The chronology and veracity of all these reports may or may not have been entirely accurate but the ultimate outcome remains the same - Moore will, next season, no longer be a Leinster player.

And, more crucially from a player who has yet to establish himself at Ireland level despite ten substitute appearances, it will more than likely mean a suspension of his international career, given the IRFU's track record of abandonment of players once they ply their trade overseas (Jonathan Sexton being the clear and obvious exception to this rule).

Even had the purported intervention of Ireland's head coach and his assistant Greg Feek - who had been contacted by somebody close to Moore indicating the player's reluctance to move - been successful, it appears the horse had already long since bolted.

The stable door had been slammed shut when the heads of an agreement had been signed on the Wasps' contract, effectively meaning that somebody - Leinster or the IRFU - would basically have to buy out his contract in order to refurnish him with terms that were less lucrative, if more palatable to the player.

For all that, the player, it is being alleged by those closest to him, has been "railroaded" into signing his new deal, it must also be pointed out that nobody actually forced him to to agree to it.


Regardless of whether or not an agent stands to win or lose by the terms of the arrangement he strives to get for his talent, it is up to the talent himself to make the final decision.

At 24, despite his relative inexperience, Moore is still a fully functioning adult and, much as Jonathan Sexton felt he had to move in a protest against not being rewarded what he felt was his worth, it is still the player's signature which appears on the bottom line.
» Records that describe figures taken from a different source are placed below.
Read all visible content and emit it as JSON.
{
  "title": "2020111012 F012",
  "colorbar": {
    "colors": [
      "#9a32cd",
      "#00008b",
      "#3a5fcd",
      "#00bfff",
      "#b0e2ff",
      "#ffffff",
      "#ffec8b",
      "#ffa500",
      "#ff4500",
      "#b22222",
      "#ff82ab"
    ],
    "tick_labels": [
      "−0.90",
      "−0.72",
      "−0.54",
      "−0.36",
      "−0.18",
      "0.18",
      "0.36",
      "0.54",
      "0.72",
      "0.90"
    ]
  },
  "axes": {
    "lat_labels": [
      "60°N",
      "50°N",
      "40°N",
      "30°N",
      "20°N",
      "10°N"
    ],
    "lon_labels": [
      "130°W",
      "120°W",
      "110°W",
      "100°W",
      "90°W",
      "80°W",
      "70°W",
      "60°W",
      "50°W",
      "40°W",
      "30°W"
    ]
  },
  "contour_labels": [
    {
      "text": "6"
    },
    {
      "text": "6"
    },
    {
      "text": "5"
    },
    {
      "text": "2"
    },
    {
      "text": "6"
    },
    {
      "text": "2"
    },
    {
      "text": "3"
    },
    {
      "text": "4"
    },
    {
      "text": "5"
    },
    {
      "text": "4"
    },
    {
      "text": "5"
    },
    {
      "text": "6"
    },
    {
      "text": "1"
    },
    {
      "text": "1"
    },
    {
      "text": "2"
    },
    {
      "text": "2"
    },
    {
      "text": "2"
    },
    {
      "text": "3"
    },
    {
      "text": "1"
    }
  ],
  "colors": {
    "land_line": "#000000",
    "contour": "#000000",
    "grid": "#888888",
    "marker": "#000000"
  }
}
No-one else's.

Wasps' director of rugby Dai Young may well have been informed that the player was seemingly unhappy about the proposed move but if the player himself ends up signing the contract nonetheless, it is difficult for him to do much about it.

It may be a while until he wins his next cap though. Moore (left) will earn a decent sum from this three-year stint - perhaps as much as €600,000 - but only he knows what the intangible cost to his long-term career might be. The decision cannot be changed now. Only his reaction to it.

The IRFU must react, too, with Schmidt now under more pressure than ever to prove that his international side can retain their relevance just when it seems that the provinces are starting to cede all theirs.